Pada keempat rumusan masalah di atas yang telah dibahas, didapatkan keterkaitan antar
keempatnya. Hubungan antara Antropologi dengan Gizi Masyarakat menjadi dasarnya, di
mana Antropologi gizi masyarakat merupakan suatu ilmu yang yang mempelajari
budaya, perilaku, serta keanekaragaman masyarakat dalam menngonsumsi makanan
untuk memenuhi kecukupan gizi masyarakat tersebut. Dalam memenuhi kebutuhan gizi
masyarakat dipengaruhi oleh 4 faktor yaitu keturunan, lingkungan, perilaku, serta layanan
kesehatan yang tiga diantaranya (lingkungan, perilaku, dan pelayanan kesehatan)

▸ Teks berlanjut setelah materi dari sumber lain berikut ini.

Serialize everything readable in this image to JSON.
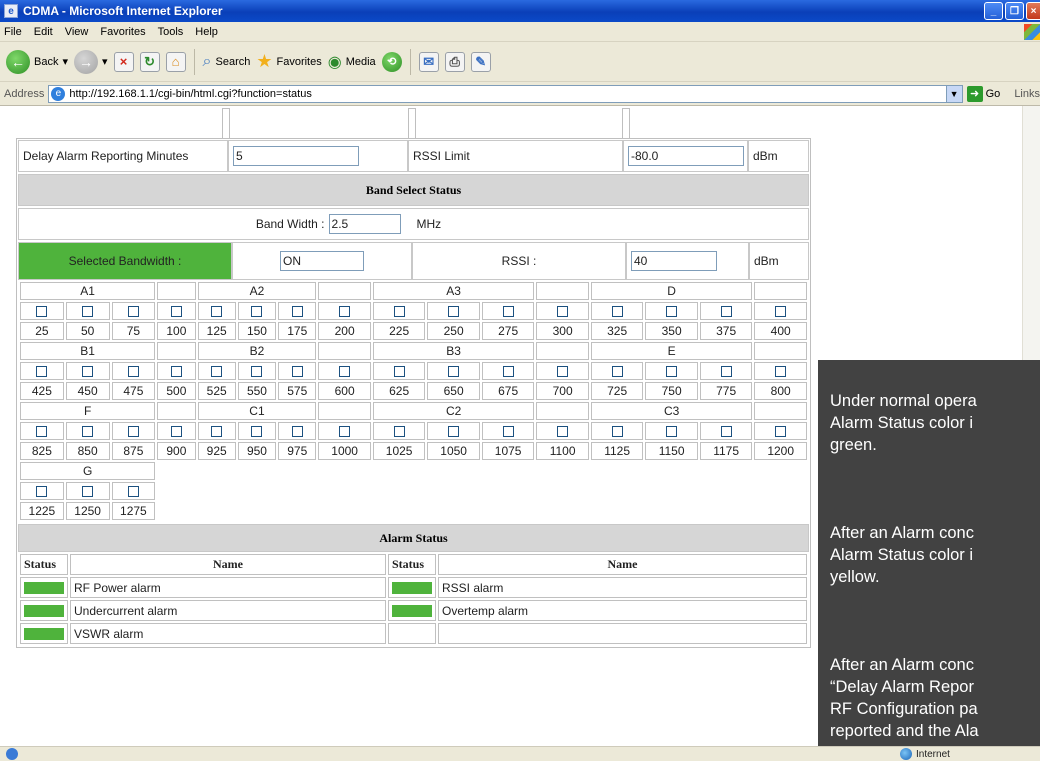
{
  "window": {
    "title": "CDMA - Microsoft Internet Explorer"
  },
  "menu": [
    "File",
    "Edit",
    "View",
    "Favorites",
    "Tools",
    "Help"
  ],
  "toolbar": {
    "back": "Back",
    "search": "Search",
    "favorites": "Favorites",
    "media": "Media"
  },
  "address": {
    "label": "Address",
    "url": "http://192.168.1.1/cgi-bin/html.cgi?function=status",
    "go": "Go",
    "links": "Links"
  },
  "settings": {
    "delay_label": "Delay Alarm Reporting Minutes",
    "delay_value": "5",
    "rssi_limit_label": "RSSI Limit",
    "rssi_limit_value": "-80.0",
    "rssi_limit_unit": "dBm"
  },
  "band_select": {
    "title": "Band Select Status",
    "bandwidth_label": "Band Width :",
    "bandwidth_value": "2.5",
    "bandwidth_unit": "MHz",
    "selected_label": "Selected Bandwidth :",
    "selected_value": "ON",
    "rssi_label": "RSSI :",
    "rssi_value": "40",
    "rssi_unit": "dBm",
    "status_color": "#4fb33c"
  },
  "bands": {
    "row1_headers": [
      "A1",
      "",
      "A2",
      "",
      "A3",
      "",
      "D",
      ""
    ],
    "row1_values": [
      "25",
      "50",
      "75",
      "100",
      "125",
      "150",
      "175",
      "200",
      "225",
      "250",
      "275",
      "300",
      "325",
      "350",
      "375",
      "400"
    ],
    "row2_headers": [
      "B1",
      "",
      "B2",
      "",
      "B3",
      "",
      "E",
      ""
    ],
    "row2_values": [
      "425",
      "450",
      "475",
      "500",
      "525",
      "550",
      "575",
      "600",
      "625",
      "650",
      "675",
      "700",
      "725",
      "750",
      "775",
      "800"
    ],
    "row3_headers": [
      "F",
      "",
      "C1",
      "",
      "C2",
      "",
      "C3",
      ""
    ],
    "row3_values": [
      "825",
      "850",
      "875",
      "900",
      "925",
      "950",
      "975",
      "1000",
      "1025",
      "1050",
      "1075",
      "1100",
      "1125",
      "1150",
      "1175",
      "1200"
    ],
    "row4_headers": [
      "G"
    ],
    "row4_values": [
      "1225",
      "1250",
      "1275"
    ]
  },
  "alarm_status": {
    "title": "Alarm Status",
    "col_status": "Status",
    "col_name": "Name",
    "left": [
      "RF Power alarm",
      "Undercurrent alarm",
      "VSWR alarm"
    ],
    "right": [
      "RSSI alarm",
      "Overtemp alarm",
      ""
    ],
    "ok_color": "#4fb33c"
  },
  "note": {
    "p1": "Under normal opera\nAlarm Status color i\ngreen.",
    "p2": "After an Alarm conc\nAlarm Status color i\nyellow.",
    "p3": "After an Alarm conc\n“Delay Alarm Repor\nRF Configuration pa\nreported and the Ala\nStatus page will be"
  },
  "statusbar": {
    "zone": "Internet"
  }
}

merupakan faktor yang memengaruhi pola hidup masyarakat tersebut, seperti adanya
masyarakat yang tinggal di lingkungan yang kurang bersih, dan menyebabkan
perilakunya tidak higienis terhadap pangan yang dikonsumsinya, dan hal tersebut dapat
di dasarkan pada kurangnya atau bahkan ketidak tahuan akan ilmu yang seharusnya
disampaikan melalui pelayanan kesehatan. Adanya 4 faktor tersebut dapat memengaruhi
budaya konsumsi masyarakat baik dari desa atau kota, di mana trend “Kalau tidak makan
nasi bukan makan namanya” sudah menjadi sugesti yang sangat kuat bagi sebagian besar
masyarakat Indonesia, kuurangnya pemahaman dan kesadaran akan gizi juga menjadi
budaya yang menimbulkan dampak bagi gizi masyarakat, selain itu aktivitas yang padat
membuat masyarakat tidak terlalu memedulikan kehigienisan pangan yang dikonsumsi,
sehingga ketiga hal tadi dapat menjadi masalah bagi gizi di Indonesia. Maka dari itu
Antropologi Gizi Masyarakat menjadi penting untuk mengetahui penyebab-penyebab
masalah gizi masyarakat yang nantinya akan dilanjutkan dengan adanya solusi sebagai
pemecahan masalah gizi masyarakat.
2. Menelaah apakah ada di lingkungan sekitarmu yang terkait masalah gizi namun
hanya kamu yang menyadari
Menurut pandangan saya, di lingkungan sekitar saya, saya merasa kecukupan gizi sudah
terpenuhi di lingkungan saya, hal ini dapat dilihat dari tidak adanya kondisi gizi yang
salah pada lingkungan saya, serta penanganan yang sudah cukup baik seperti anak yang
autis tidak boleh diberikan tepung guna menahannya agar tidak hiperaktif, serta orang
yang harus cuci darah hingga setiap hari mengerti bagaimana harus menjaga pola makan
sehingga tubuhnya tetap sehat, serta masyarakat lain di lingkungan saya yang menurut
saya sehat dan tidak mengalami masalah gizi apapun, sehingga dapat saya katakan saya
tidak melihat adanya masalah gizi pada lingkungan saya.